The Farther You Fall - Anna Grue
Dybt at falde, Vol. 1
Politikens Forlag, 2007. 304 pages
Sales figures: 40.000 copies plus 140.000 copies sold together with a
women's magazine
Foreign rights sold to:
Norway/CappelenDamm, Iceland/Forlagiđ, France/Gaïa, Italy/Marsilio,
Germany/Atrium, Armenia/ Guitank Publishing
Summary
One bitterly cold November evening, at Christiansund's trendiest advertising agency, a young woman is found strangled. Her identity is unknown - she has no name, no address, no friends ... Not even her employer officially knows of her existence. A few days later, the body of another unidentified woman is found. It’s clear there are two different killers at work. The advertising agency's creative director, Dan Sommerdahl, accidentally gets tangled up in the investigation and soon, it turns out that he holds the key to solving the mystery.
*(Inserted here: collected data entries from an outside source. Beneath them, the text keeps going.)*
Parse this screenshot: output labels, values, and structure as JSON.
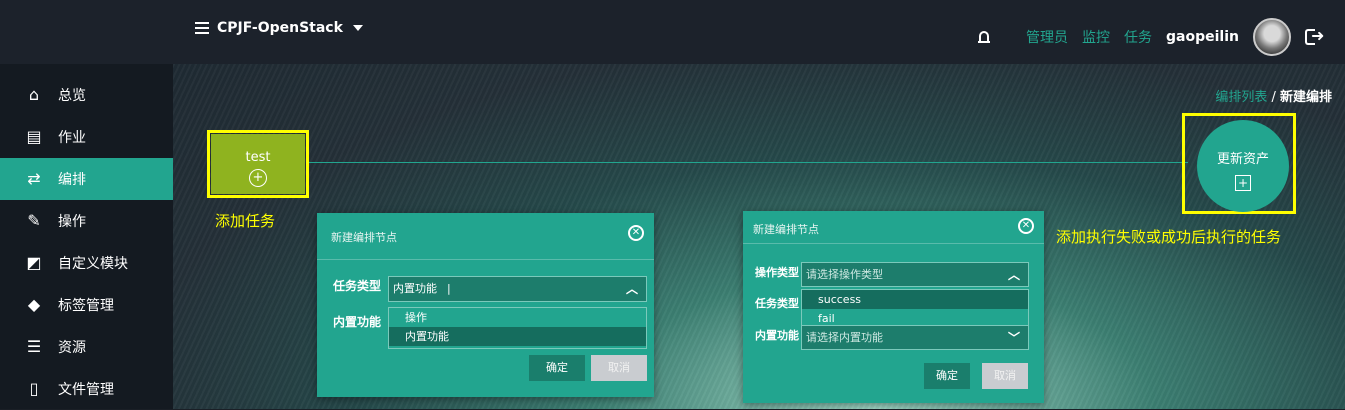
{
  "header": {
    "project": "CPJF-OpenStack",
    "nav_links": [
      "管理员",
      "监控",
      "任务"
    ],
    "username": "gaopeilin"
  },
  "sidebar": {
    "items": [
      {
        "label": "总览",
        "icon": "home-icon"
      },
      {
        "label": "作业",
        "icon": "clipboard-icon"
      },
      {
        "label": "编排",
        "icon": "flow-icon",
        "active": true
      },
      {
        "label": "操作",
        "icon": "wrench-icon"
      },
      {
        "label": "自定义模块",
        "icon": "module-icon"
      },
      {
        "label": "标签管理",
        "icon": "tags-icon"
      },
      {
        "label": "资源",
        "icon": "server-icon"
      },
      {
        "label": "文件管理",
        "icon": "file-code-icon"
      }
    ]
  },
  "breadcrumb": {
    "link": "编排列表",
    "sep": " / ",
    "current": "新建编排"
  },
  "canvas": {
    "task_node": {
      "label": "test"
    },
    "result_node": {
      "label": "更新资产"
    },
    "annotations": {
      "add_task": "添加任务",
      "add_result": "添加执行失败或成功后执行的任务"
    }
  },
  "modal_left": {
    "title": "新建编排节点",
    "task_type_label": "任务类型",
    "task_type_value": "内置功能",
    "builtin_label": "内置功能",
    "options": [
      "操作",
      "内置功能"
    ],
    "confirm": "确定",
    "cancel": "取消"
  },
  "modal_right": {
    "title": "新建编排节点",
    "op_type_label": "操作类型",
    "op_type_placeholder": "请选择操作类型",
    "task_type_label": "任务类型",
    "builtin_label": "内置功能",
    "builtin_placeholder": "请选择内置功能",
    "options": [
      "success",
      "fail"
    ],
    "confirm": "确定",
    "cancel": "取消"
  },
  "colors": {
    "accent": "#22a58f",
    "highlight": "#ffff00",
    "task_node": "#8fb31f"
  }
}
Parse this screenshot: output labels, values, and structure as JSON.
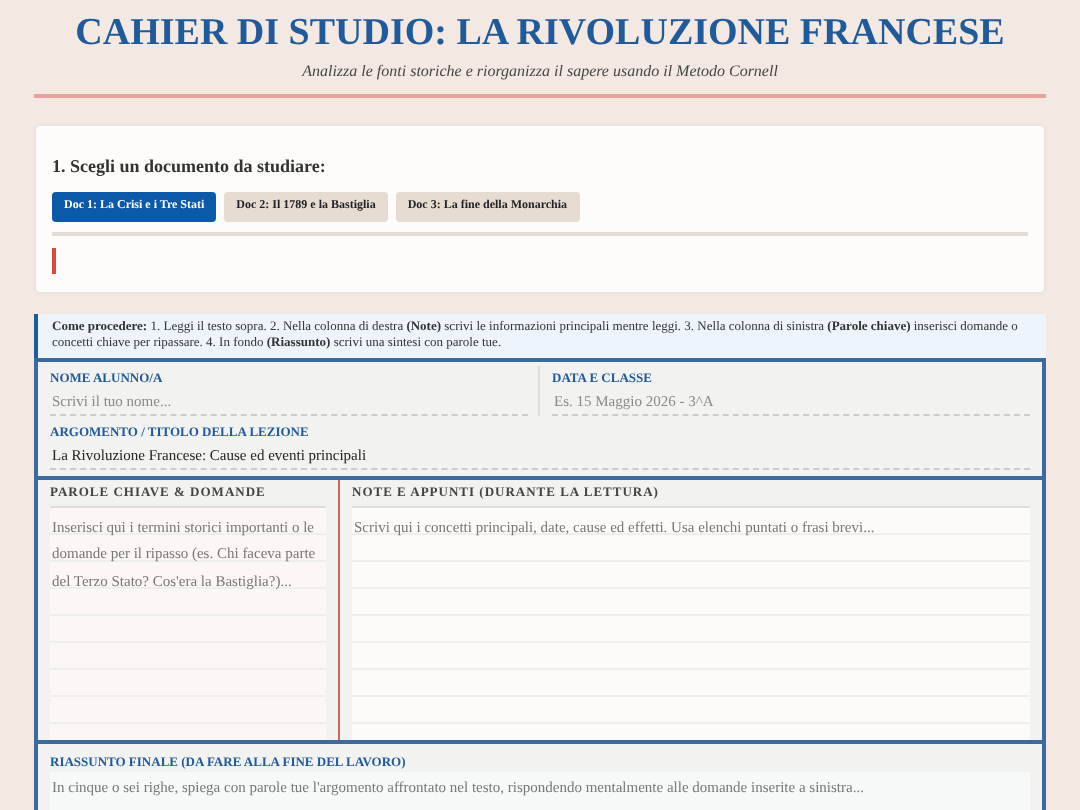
{
  "header": {
    "title": "CAHIER DI STUDIO: LA RIVOLUZIONE FRANCESE",
    "subtitle": "Analizza le fonti storiche e riorganizza il sapere usando il Metodo Cornell"
  },
  "documents": {
    "label": "1. Scegli un documento da studiare:",
    "tabs": [
      {
        "label": "Doc 1: La Crisi e i Tre Stati",
        "selected": true
      },
      {
        "label": "Doc 2: Il 1789 e la Bastiglia",
        "selected": false
      },
      {
        "label": "Doc 3: La fine della Monarchia",
        "selected": false
      }
    ]
  },
  "instructions": "**Come procedere:** 1. Leggi il testo sopra. 2. Nella colonna di destra **(Note)** scrivi le informazioni principali mentre leggi. 3. Nella colonna di sinistra **(Parole chiave)** inserisci domande o concetti chiave per ripassare. 4. In fondo **(Riassunto)** scrivi una sintesi con parole tue.",
  "form": {
    "name": {
      "label": "NOME ALUNNO/A",
      "placeholder": "Scrivi il tuo nome..."
    },
    "date": {
      "label": "DATA E CLASSE",
      "placeholder": "Es. 15 Maggio 2026 - 3^A"
    },
    "topic": {
      "label": "ARGOMENTO / TITOLO DELLA LEZIONE",
      "value": "La Rivoluzione Francese: Cause ed eventi principali"
    }
  },
  "cues": {
    "heading": "PAROLE CHIAVE & DOMANDE",
    "placeholder": "Inserisci qui i termini storici importanti o le domande per il ripasso (es. Chi faceva parte del Terzo Stato? Cos'era la Bastiglia?)..."
  },
  "notes": {
    "heading": "NOTE E APPUNTI (DURANTE LA LETTURA)",
    "placeholder": "Scrivi qui i concetti principali, date, cause ed effetti. Usa elenchi puntati o frasi brevi..."
  },
  "summary": {
    "heading": "RIASSUNTO FINALE (DA FARE ALLA FINE DEL LAVORO)",
    "placeholder": "In cinque o sei righe, spiega con parole tue l'argomento affrontato nel testo, rispondendo mentalmente alle domande inserite a sinistra..."
  }
}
He slowly uncovers a secret network among the city's wealthy women. A network that helps women attempting to escape from cynical traffickers. But are these poor trafficking victims really being helped or are they just being exploited once again?
Reviews:
Rarely have we seen a more sovereign opening of a crime series. Anna
Grue is witty and elegant in 'Dybt at falde' where she transforms a
lifestyle expert into a private detective who, with a dangerous cocktail
of sex and cleaning, shakes up this small, provincial town. (...) All
the stereotypes about male and female detectives get twisted up in the
typewriter of this book. As a lifestyle expert, Dan can simply do all
the things that are normally attributed to female virtues.It is first
and foremost Grue's light and playful style that makes you think of
Dashiell Hammett's 'The Thin Man'. Dan is a modern Danish counterpart to
Hammett's society detective. And 'The Farther You Fall' in an
exceptionally good first volume of a crime series that you can
definitely expect a lot from.
- ***** Mette Strømfeldt, Berlingske Tidende
This is exactly the rather well off modern middle class who have one foot in the Capital's sphere of the right opinions and the other in a provincial merchant mindset that the book satirises. Sometimes teasing, sometimes with undisguised gravity. The author is sharp - not to mention funny. (...) But this certainly is not 'femicrime' in the bad sense. There is both a witty mind and a tough nut at work here. - **** Jonas Hindsholm Benzen, Børsen
Anna Grue is clearly not trying to pack her crime novels with harsh social criticism - she wants to entertain, she lays out her clues with the usual two to five suspects to waver between, in short, a crime that is classic in its structure and in its scope - Anna Grue is off to a good start with 'The Farther You Fall ', the first volume in a planned series. - Katinka Bruhn, Weekendavisen
Amongst the piles of mediocre and only moderately entertaining crime
novels that flow from the publishers in a steady stream, Anna Grue's
book stands out. Finally a journalist where all the years working with
words have seen them transformed into a lovely blend with a superior
sense for language and literary ambitions that have an emphasis on
realism. The novel can be read for its dialogues alone, she has such an
ear for what people say to one other.